Myopia, or short-sightedness, is an eye condition where objects can be seen clearly up close, but objects further away appear blurred.
Myopia occurs if the eyeball is too long or the cornea, the clear front cover of the eye, has too much curvature. Most myopic eyes are healthy and are larger than normal - not that you'd see it, we are talking at a microscopic level.
Myopia is very common and is generally first picked up in school-age children who may frown or screw up their eyes in an effort to see. Short-sighted children may also hold reading material quite close or sit very closely to the television.
While myopia is often inherited, it can also occur in individuals with no prior family history of myopia. Myopia is not preventable and does not simply go away. Because the eye continues to grow during childhood and adolescence, myopia typically increases until about 25 years of age when it levels off. Myopia does not cause blindness.
The good news is that eyes with myopia are capable of good vision and require no treatment other than optical correction such as glasses, contact lenses, orthokeratology and in some cases refractive surgery.
Your Visique optometrist will advise you as to which treatment is most suitable for you.
Hyperopia, or long-sightedness, occurs when distant objects can be seen clearly, but those close up do not come into focus properly. In most cases it occurs when the eyeball is smaller than normal. Because of this, the eye cannot focus correctly.
Symptoms people with hyperopia may experience:
Poor vision unless they make an effort to see
Blurred vision when looking up from close work
Headaches and poor concentration
Occasional double vision
In children, progress at school is not as anticipated
Eye conditions caused by poorly focused vision are usually inherited. Hyperopia is a common eye condition in children. Since the size of the eye is the main factor that determines focus, and since the eyes continue growing until about 25 years, long-sighted eyes tend to become less long-sighted as a child grows older. However, all eyes slowly lose their ability to focus with age. Because of this, most people need reading glasses at some stage in their 40s.
Eyes with hyperopia are capable of good vision and require no treatment apart from optical correction or in some cases orthokeratology may be an option.
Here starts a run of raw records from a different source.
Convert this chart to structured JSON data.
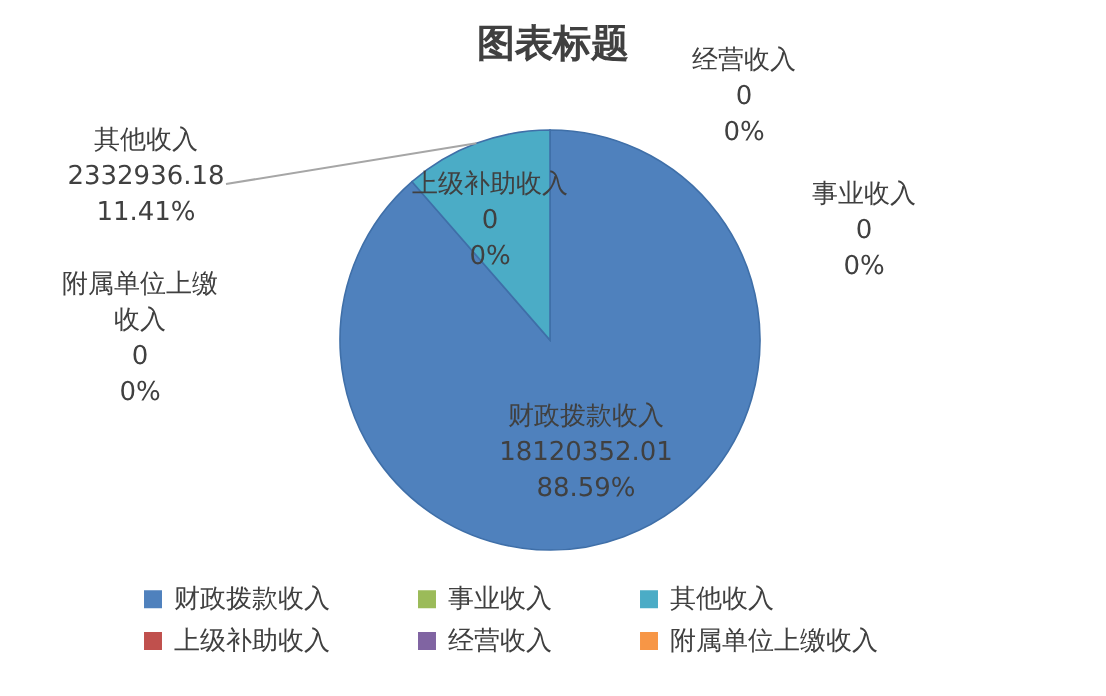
{
  "chart_data": {
    "type": "pie",
    "title": "图表标题",
    "categories": [
      "财政拨款收入",
      "上级补助收入",
      "事业收入",
      "经营收入",
      "其他收入",
      "附属单位上缴收入"
    ],
    "values": [
      18120352.01,
      0,
      0,
      0,
      2332936.18,
      0
    ],
    "colors": [
      "#4f81bd",
      "#c0504d",
      "#9bbb59",
      "#8064a2",
      "#4bacc6",
      "#f79646"
    ],
    "value_labels": [
      "18120352.01\n88.59%",
      "0\n0%",
      "0\n0%",
      "0\n0%",
      "2332936.18\n11.41%",
      "0\n0%"
    ],
    "legend": "bottom"
  }
}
Your Visique optometrist can help people with hyperopia to see more comfortably and clearly with glasses or contact lenses.
Astigmatism is a very common eye condition that causes blurred vision either close up or at a distance. This is because the cornea, the clear-fronted cover of the eye, is irregularly shaped. We often explain this more easily by just saying the eye isn't round, it's rugby ball shaped.
Whether you are long-sighted (hyperopic) or short-sighted (myopic), you can still have some degree of astigmatism.
Slight astigmatism doesn't usually affect vision or require correcting, however, larger amounts of astigmatism cause distorted or blurred vision, discomfort and headache. Astigmatism causes your eyes to work harder, which can make them tired.
The symptoms can range; some people get headaches, others just plain old blurred vision. Astigmatism doesn't just affect your near or far vision, it can affect both. Astigmatism can also result in tired eyes, especially if you are concentrating on anything for a long period of time. This may be doing things that require looking up close (like working at a computer or studying) or at a distance (such as driving).
Glasses or contact lenses can be used to correct astigmatism. In some cases orthokeratology may be an alternative treatment. Vision will be clearer and more comfortable if astigmatism is corrected - even if a person sees quite well.
Your Visique optometrist can easily identify astigmatism in a routine eye test, and will talk you through how to correct it.
Your Visique optometrist can help people with astigmatism to see more clearly and comfortably and will advise which treatment is most suitable for you.